Diese Arbeit beschäftigt sich mit dem Entwurf für das Unternehmensteuerreformgesetz 2008, dem Gesetzentwurf der Fraktionen der CDU/CSU und SPD vom 27.03.2007.[13]

Zunächst soll der § 8a KStG in seiner bisherigen Form erläutert werden, danach wird aufgezeigt, warum die Zinsschranke für Deutschland notwendig ist. Schließlich wird auf die Wirkung der Zinsschranke eingegangen und deren Ausnahmeregelungen erörtert. Im Anschluss erfolgen zunächst eine verfassungsrechtliche und dann eine europarechtliche Bewertung der Zinsschranke. Anschließend wird auf Kritik und Verbesserungsvorschläge zur Zinsschranke eingegangen, um so letztendlich ein Fazit zu ziehen. Der Anhang gibt noch einige Bemerkungen zur endgültig veröffentlichten Form des Gesetzes wieder, die sich vom Entwurf in wichtigen Details unterscheidet, sowie ein Schaubild zur Funktionsweise und Rechtsfolgen der Zinsschranke.
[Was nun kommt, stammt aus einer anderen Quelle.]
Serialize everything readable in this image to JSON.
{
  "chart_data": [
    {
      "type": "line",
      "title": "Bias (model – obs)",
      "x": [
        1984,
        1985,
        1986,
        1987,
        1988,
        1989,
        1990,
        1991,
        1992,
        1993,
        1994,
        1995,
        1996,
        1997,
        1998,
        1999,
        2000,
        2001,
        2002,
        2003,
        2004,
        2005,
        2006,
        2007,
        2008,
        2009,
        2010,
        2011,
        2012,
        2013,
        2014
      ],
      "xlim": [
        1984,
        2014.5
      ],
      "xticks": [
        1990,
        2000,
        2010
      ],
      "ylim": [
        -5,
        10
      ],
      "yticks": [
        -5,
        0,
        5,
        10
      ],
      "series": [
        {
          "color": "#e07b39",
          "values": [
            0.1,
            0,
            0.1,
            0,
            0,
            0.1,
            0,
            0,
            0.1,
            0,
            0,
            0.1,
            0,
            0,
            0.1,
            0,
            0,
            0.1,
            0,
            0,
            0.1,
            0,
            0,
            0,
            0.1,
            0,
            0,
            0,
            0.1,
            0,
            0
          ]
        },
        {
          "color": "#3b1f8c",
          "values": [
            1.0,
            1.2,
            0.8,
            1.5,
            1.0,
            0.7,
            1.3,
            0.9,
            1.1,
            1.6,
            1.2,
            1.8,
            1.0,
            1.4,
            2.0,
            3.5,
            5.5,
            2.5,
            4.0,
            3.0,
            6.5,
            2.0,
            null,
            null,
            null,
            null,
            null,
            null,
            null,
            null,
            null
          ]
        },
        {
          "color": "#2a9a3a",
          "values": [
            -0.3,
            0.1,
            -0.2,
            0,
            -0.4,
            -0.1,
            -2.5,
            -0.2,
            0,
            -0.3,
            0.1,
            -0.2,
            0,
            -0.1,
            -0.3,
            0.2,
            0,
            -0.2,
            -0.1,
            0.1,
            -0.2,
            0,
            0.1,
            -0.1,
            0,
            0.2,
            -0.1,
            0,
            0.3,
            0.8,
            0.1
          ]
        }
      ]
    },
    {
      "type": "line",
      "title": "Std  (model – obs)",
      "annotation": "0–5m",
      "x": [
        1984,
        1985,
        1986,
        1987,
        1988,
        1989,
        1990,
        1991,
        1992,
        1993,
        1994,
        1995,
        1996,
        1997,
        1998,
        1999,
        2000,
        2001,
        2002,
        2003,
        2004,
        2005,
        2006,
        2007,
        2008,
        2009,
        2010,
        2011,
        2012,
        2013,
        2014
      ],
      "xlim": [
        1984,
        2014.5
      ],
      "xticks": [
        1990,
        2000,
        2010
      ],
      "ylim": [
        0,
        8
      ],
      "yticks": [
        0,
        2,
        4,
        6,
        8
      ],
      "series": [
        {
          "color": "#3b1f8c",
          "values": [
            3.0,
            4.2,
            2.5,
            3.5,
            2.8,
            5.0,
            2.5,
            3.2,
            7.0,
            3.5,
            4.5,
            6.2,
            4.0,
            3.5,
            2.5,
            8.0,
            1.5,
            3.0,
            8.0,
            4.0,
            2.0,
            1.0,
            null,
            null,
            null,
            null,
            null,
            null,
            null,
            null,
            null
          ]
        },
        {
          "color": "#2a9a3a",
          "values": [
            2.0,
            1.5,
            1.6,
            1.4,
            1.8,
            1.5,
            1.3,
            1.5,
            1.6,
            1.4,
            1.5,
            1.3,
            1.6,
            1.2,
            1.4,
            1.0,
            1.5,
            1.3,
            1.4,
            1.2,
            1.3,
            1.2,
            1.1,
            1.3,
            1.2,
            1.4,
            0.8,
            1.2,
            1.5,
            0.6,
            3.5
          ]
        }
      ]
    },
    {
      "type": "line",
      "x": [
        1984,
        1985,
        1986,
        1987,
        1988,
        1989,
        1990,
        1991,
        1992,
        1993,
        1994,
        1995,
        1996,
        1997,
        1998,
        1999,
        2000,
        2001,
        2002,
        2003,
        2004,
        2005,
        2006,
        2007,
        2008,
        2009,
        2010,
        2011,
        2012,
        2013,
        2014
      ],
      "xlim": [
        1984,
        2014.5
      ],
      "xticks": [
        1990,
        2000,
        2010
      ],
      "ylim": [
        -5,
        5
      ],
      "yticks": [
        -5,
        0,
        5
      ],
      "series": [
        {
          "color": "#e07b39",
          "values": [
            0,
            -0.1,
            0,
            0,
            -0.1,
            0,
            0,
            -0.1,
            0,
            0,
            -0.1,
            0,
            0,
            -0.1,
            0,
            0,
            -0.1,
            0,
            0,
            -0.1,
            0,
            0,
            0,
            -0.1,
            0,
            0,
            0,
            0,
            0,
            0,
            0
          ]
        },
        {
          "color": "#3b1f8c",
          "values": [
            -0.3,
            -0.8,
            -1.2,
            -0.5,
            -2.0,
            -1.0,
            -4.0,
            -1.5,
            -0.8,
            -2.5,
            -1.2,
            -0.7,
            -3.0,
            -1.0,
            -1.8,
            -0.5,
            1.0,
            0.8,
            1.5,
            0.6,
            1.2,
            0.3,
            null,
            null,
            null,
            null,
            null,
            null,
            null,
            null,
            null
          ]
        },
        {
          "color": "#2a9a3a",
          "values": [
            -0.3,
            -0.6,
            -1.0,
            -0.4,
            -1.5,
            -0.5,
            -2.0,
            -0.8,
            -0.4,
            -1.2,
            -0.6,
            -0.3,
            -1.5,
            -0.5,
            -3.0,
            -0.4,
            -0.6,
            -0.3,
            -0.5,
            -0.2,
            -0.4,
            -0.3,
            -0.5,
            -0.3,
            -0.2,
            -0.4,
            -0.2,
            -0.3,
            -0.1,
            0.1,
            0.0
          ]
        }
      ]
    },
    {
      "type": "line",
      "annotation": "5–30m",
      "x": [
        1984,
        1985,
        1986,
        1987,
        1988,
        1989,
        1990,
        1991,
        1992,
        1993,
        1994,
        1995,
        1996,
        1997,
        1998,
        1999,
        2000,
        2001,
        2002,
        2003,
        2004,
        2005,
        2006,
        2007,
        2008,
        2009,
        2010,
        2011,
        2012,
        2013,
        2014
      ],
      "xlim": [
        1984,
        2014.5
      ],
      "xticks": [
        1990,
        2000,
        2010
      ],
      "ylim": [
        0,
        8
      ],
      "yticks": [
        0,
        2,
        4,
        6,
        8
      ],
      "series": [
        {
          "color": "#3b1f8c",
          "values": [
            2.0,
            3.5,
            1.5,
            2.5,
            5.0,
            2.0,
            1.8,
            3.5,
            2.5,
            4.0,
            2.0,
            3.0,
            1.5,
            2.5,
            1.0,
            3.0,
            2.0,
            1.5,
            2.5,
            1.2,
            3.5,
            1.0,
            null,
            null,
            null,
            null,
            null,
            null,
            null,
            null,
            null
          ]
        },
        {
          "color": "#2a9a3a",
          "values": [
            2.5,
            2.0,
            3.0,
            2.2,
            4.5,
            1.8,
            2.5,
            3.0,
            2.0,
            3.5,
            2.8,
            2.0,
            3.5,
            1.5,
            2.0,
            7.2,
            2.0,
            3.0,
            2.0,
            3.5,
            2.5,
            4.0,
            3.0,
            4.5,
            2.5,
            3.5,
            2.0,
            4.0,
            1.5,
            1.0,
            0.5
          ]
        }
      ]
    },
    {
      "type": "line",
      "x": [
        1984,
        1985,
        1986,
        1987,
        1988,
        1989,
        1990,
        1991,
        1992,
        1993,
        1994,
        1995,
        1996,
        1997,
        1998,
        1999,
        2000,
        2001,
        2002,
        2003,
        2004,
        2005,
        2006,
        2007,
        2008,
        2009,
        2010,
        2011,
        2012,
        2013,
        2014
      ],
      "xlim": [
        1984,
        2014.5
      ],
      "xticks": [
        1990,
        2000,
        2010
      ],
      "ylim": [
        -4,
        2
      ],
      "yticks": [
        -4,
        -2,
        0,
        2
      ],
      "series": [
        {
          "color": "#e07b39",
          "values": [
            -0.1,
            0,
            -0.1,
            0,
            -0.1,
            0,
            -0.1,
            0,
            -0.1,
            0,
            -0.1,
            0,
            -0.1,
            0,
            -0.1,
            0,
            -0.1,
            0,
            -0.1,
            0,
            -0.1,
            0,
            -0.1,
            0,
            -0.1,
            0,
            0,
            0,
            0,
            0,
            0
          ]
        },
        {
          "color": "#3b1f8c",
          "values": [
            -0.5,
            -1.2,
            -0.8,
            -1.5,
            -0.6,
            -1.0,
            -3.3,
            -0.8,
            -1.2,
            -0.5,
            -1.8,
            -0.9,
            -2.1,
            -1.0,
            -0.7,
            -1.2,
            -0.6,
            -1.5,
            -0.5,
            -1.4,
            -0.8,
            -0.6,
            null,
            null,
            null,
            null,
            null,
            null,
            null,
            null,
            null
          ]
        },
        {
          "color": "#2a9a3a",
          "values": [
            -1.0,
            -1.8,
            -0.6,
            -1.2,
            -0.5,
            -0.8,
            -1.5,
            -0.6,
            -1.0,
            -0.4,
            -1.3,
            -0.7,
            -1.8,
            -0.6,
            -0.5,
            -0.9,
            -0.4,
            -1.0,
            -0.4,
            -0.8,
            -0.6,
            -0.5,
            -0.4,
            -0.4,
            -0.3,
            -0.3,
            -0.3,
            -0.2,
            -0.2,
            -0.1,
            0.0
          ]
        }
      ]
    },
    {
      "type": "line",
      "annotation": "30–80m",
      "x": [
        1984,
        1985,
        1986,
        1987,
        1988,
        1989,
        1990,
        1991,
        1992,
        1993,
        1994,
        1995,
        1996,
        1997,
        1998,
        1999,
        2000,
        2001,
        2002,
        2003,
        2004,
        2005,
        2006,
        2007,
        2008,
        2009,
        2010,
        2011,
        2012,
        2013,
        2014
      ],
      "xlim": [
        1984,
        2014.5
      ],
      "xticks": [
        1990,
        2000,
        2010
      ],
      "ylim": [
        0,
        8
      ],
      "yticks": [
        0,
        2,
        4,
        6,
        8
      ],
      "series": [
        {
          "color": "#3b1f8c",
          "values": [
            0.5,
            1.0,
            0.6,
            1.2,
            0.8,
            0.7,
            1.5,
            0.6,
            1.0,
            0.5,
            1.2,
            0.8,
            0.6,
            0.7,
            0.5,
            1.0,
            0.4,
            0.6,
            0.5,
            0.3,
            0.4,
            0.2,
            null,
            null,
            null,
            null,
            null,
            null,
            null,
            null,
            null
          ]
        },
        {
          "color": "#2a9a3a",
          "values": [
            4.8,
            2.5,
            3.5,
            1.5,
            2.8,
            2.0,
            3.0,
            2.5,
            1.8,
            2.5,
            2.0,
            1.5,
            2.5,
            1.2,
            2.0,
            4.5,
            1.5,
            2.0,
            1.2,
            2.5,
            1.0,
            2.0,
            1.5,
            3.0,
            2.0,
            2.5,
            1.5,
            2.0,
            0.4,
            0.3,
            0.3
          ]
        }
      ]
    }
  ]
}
A. Überblick bisheriger § 8a KStG

Der bisherige § 8a KStG beschäftigte sich mit der Gesellschafterfremdfinanzierung. Zunächst durften Zinsaufwendungen dann nicht abgezogen werden, wenn die deutsche Kapitalgesellschaft von einem ausländischen Anteilseigner, der mehr als 25 % der Anteile hält, Fremdkapital erhalten hat und eine bestimmte Quote von Fremdkapital zu Eigenkapital (zuletzt 1,5:1) überschritten wurde. Mit Urteil vom 12. Dezember 2002[14] hat der EuGH entschieden, dass diese Vorschrift mit dem EG-Vertrag unvereinbar ist und daher europarechtswidrig ist. Daraufhin wurde im Jahr 2004 das Kriterium des ausländischen Anteilseigners abgeschafft und der Anwendungsbereich der Vorschrift auf inländische Gesellschafter ausgedehnt.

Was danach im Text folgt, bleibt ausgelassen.